2015 ISAKOS Biennial Congress ePoster #315
Joint Instability Induces an Inflammatory Response in a Rabbit Knee Model
Christian Egloff, MD, Basel, Basel SWITZERLAND
Andrew Sawatsky, Msc, Calgary, Alberta CANADA
Timothy Leonard, PhD, Calgary CANADA
Victor Valderrabano, MD, PhD, Basel SWITZERLAND
David A. Hart, PhD, Calgary, Alberta CANADA
Walter Herzog, Prof., Calgary, Alberta CANADA
University of Calgary, Calgary, Alberta, CANADA
FDA Status Not Applicable
Summary: Joint instability in a muscle paralysis model leads to expression of proinflammatory, degradative proteinases of the intraarticular structures in the intact knee joint.
Abstract:
Introduction
Joint instability is considered to promote early osteoarthritic changes in the knee. Also inflammatory reactions are associated with cartilage degradation in osteoarthritis. Therefore, the goal of the present study was to investigate the in vivo effects of joint instability on the expression of proinflammatory proteinases implicated in OA in an otherwise intact rabbit knee joint model.
Methods
10 1-year-old female New Zealand White rabbits (average 5.7kg, range 4.8-6.6kg) were randomly assigned to receive unilateral intramuscular injection of Botulinum toxin A (BTX-A, n=5) termed “instability group” or no treatment (n=5), termed control group. This resulted in three groups for analysis: normal knees from the control group, experimentally treated knees from the instability group, and contralateral, untreated knees from the instability group. After ninety days, synovial tissue, collateral ligaments and menisci from both compartments of all knees were collected and analyzed for specific mRNA levels using RT-PCR. mRNA levels were compared across groups using multivariate linear regression with adjustment for tissue type and compartment.
Results
The analysis of the synovial tissue showed significant elevation of mRNA levels of collagen I (p=0.002), collagen III (p=0.022) and INOS (p=0.013), TGF-B (p=0.001), IL-1 (p=0.038) and IL-6 (p=0.027) compared to the healthy controls. Borderline significance showed COX-2 (p=0.065).

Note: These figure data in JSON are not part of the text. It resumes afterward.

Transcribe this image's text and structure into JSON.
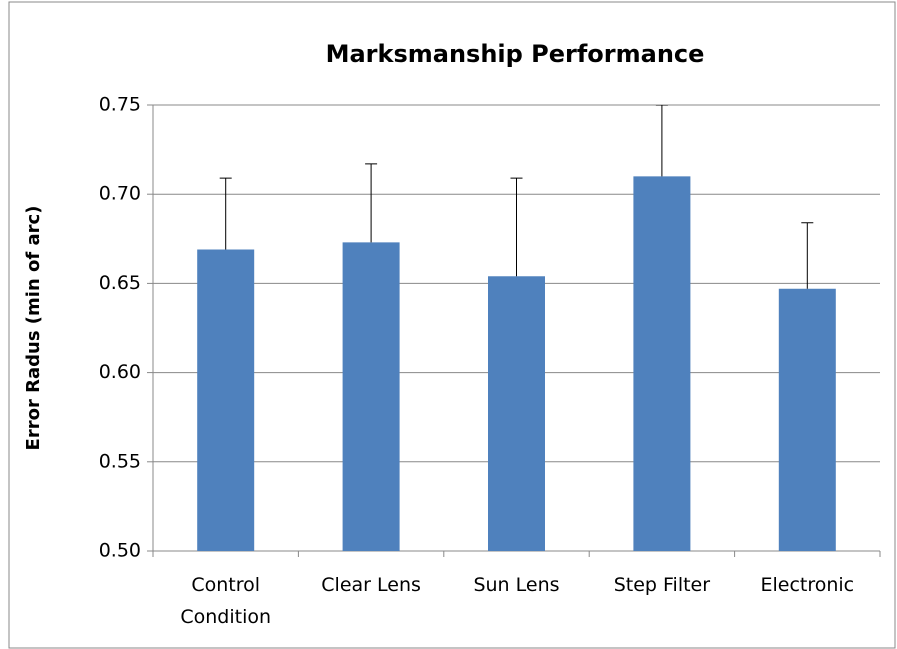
{
  "chart_data": {
    "type": "bar",
    "title": "Marksmanship Performance",
    "y_label": "Error Radus (min of arc)",
    "categories": [
      "Control Condition",
      "Clear Lens",
      "Sun Lens",
      "Step Filter",
      "Electronic"
    ],
    "values": [
      0.669,
      0.673,
      0.654,
      0.71,
      0.647
    ],
    "errors": [
      0.04,
      0.044,
      0.055,
      0.04,
      0.037
    ],
    "color": "#4f81bd",
    "ylim": [
      0.5,
      0.75
    ],
    "yticks": [
      {
        "value": 0.5,
        "label": "0.50"
      },
      0.55,
      {
        "value": 0.6,
        "label": "0.60"
      },
      0.65,
      {
        "value": 0.7,
        "label": "0.70"
      },
      0.75
    ],
    "grid": true
  }
}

The posthoc analysis showed a significantly higher expression of these markers in the medial compared to the lateral meniscus (p<0.001). The collateral ligaments showed no consistent changes compared to the control animals.
Conclusion
Joint instability in a muscle paralysis model leads to expression of proinflammatory, degradative proteinases of the synovial tissue in the otherwise intact knee joint. This result is surprising and adds to the literature the idea that joint instability caused by muscle paralysis may promote an inflammatory intraarticular milieu, which may contribute to the development of early stages of OA.